Since the sudden and swift resolution of the tariff war yesterday, the previously mentioned issues of tariffs triggering inflation, recession seen in the data, and stagflation seem to be temporarily non-existent, or it can be said that the bomb countdown has been extended.

Under the pressure of high-interest debt renewal and high-interest QE, the Federal Reserve might as well seize this rare window to cut interest rates and take a breather, because even the prosperous data is hard-won. Although I don’t really like the term "preventive interest rate cut," it indeed reflects the situation; and from what I briefly looked at regarding what Ni Da wrote, he seems to believe that if the U.S. economy doesn’t face issues, it won’t lower interest rates, which aligns with the logic of "rescue interest rate cuts."

What struck me today is that Goldman Sachs surprisingly placed the first cut in December. This seemingly inexplicable data reminded me of how data and expectations were suddenly ramped up before last year's interest rate cuts. Unexpected occurrences often have hidden implications, and such unconventional signals should raise alarms.
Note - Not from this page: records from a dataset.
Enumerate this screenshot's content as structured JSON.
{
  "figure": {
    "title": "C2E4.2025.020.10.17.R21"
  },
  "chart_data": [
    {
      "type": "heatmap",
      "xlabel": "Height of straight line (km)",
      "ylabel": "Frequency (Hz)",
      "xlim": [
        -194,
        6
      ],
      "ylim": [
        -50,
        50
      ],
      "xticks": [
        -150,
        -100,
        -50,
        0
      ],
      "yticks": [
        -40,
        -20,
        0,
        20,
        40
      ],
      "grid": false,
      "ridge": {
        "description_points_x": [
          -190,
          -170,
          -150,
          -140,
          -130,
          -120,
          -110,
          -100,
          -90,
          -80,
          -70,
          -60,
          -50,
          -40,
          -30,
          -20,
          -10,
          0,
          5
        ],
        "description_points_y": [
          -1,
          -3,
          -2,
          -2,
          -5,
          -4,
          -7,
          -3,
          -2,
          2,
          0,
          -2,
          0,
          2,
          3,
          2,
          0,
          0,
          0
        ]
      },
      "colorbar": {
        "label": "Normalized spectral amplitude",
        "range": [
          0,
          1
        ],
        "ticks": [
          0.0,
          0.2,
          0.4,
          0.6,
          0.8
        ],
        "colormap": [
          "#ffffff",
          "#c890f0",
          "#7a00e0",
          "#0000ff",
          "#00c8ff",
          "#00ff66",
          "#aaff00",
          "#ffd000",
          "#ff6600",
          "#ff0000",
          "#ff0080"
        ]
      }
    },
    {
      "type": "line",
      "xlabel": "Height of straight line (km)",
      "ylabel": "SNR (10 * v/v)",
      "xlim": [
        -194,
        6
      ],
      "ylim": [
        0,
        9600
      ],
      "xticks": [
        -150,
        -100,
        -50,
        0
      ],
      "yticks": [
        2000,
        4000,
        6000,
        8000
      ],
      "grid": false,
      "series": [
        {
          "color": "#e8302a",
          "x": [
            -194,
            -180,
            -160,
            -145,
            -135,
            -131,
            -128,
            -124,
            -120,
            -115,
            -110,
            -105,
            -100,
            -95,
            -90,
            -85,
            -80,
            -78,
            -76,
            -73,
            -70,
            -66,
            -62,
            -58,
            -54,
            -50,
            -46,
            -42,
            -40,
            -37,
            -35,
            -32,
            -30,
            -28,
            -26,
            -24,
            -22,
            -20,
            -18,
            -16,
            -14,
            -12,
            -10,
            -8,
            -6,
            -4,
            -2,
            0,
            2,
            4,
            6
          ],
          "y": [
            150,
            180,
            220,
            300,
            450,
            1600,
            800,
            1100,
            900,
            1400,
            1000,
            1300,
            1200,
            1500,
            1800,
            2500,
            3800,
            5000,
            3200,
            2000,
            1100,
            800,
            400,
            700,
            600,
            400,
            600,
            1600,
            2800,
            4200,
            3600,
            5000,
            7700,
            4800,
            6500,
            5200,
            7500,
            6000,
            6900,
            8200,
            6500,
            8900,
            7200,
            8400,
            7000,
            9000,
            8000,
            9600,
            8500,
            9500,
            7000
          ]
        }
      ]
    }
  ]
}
Additionally, today’s data was unexpectedly good; even the 0.3% that met expectations was not provided, and instead, two readings of 0.2% better than expected were given, which makes me suspect that there is an effort to lay the groundwork for data and public opinion. Moreover, with China already having taken the lead in cutting reserve requirements and interest rates at 5.7, concerns about capital flight due to interest rate differentials in the U.S. have also eased.

Seizing the window to lower interest rates in June or July to gain some space for the potential second round of the U.S.-China conflict in 90 days is both possible and necessary. This window is fleeting; if interest rates are not cut this time, the next round of conflict may indeed drag on until the end of the year. Can the U.S. economy still hold up by then? If interest rates are to be cut at the end of the year, it might require some off-balance-sheet expansion tricks to support it.

In summary, a rate cut in June or July is possible, and even collaborating with JD for a big promotion around the 618 shopping festival could align with the next 618 monetary policy meeting to directly cut rates for promotion. The current trend indeed resembles someone trying to get ahead; since there are so many well-informed individuals, the inexplicable surge is so large that attributing causes and then verifying them may not be wrong. Let's take it step by step.